Lock step refers to any of several dance steps that involves the "locking" of the moving foot:  the moving foot approaches to the standing foot, crosses in front of or behind it in the direction of the approach, stops close to the standing foot, and the weight is fully transferred to the (previously) moving foot.

The closeness of the feet so that the lower legs of the dancer are "locked" together crossed is the main difference from other cross-steps used, e.g., in the grapevine, where the moving (crossing)  foot travels away from the standing foot and the lower legs are separated.

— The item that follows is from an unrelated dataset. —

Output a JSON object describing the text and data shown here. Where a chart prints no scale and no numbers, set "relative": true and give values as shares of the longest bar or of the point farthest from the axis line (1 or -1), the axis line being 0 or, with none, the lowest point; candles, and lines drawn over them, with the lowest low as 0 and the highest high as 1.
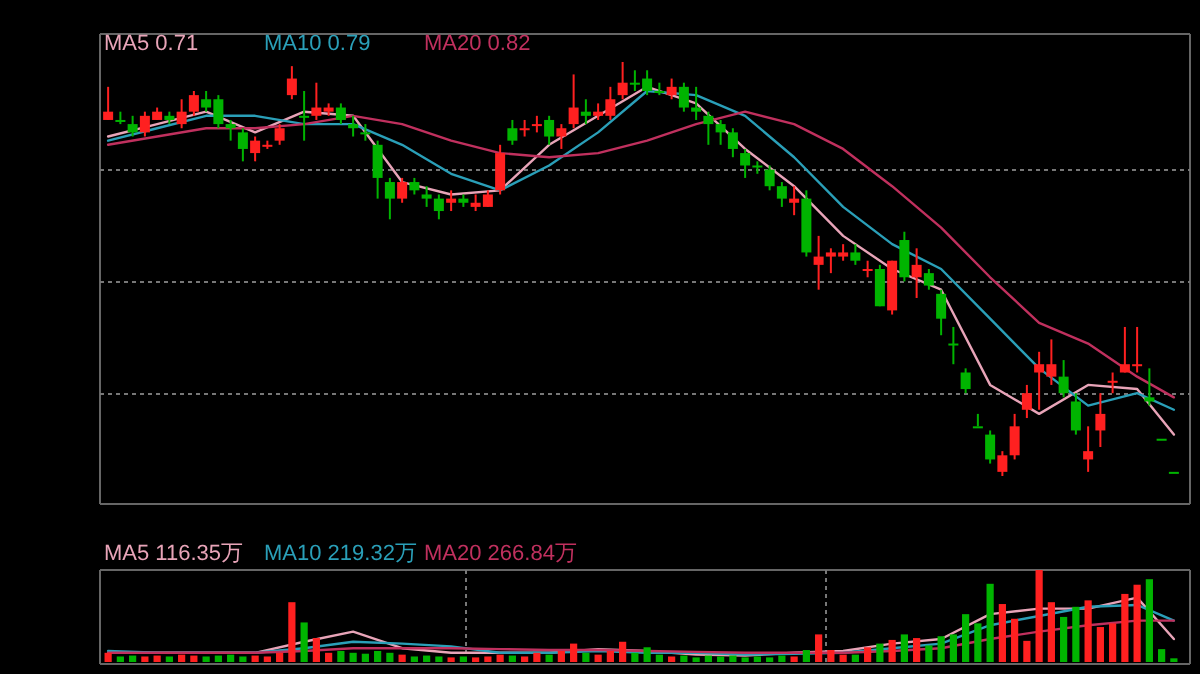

In the whisk the crossing foot travels around the standing foot, rather than "locks" from the direction of approach.

The term "lock step" or simply "lock" may be applied either to a single "locking" step or to a whole step pattern, e.g., of three steps, such as "step diagonally forward, lock behind, step diagonally forward". The footwork varies depending on the actual dance figure.

Lock steps are popular in the quickstep.

Ballroom dance figures
There are several dance figures with names involving the words "lock" or "lock step", as well as several figures that use the lock as part of the pattern.
Back lock
Forward lock
Turning lock
Curving lock
Skip lock
Syncopated lock (single or double)
Samba locks
Cruzados locks
The Six Quick Lock
Double lock
Forward checked lock
Reverse turns in Viennese waltz
Fishtail
In cha-cha-cha, advanced variations of basic figures  may involve replacement of the cha-cha-cha chassés with lock steps.
Some triple steps in West Coast Swing may be stylized into lock-steps.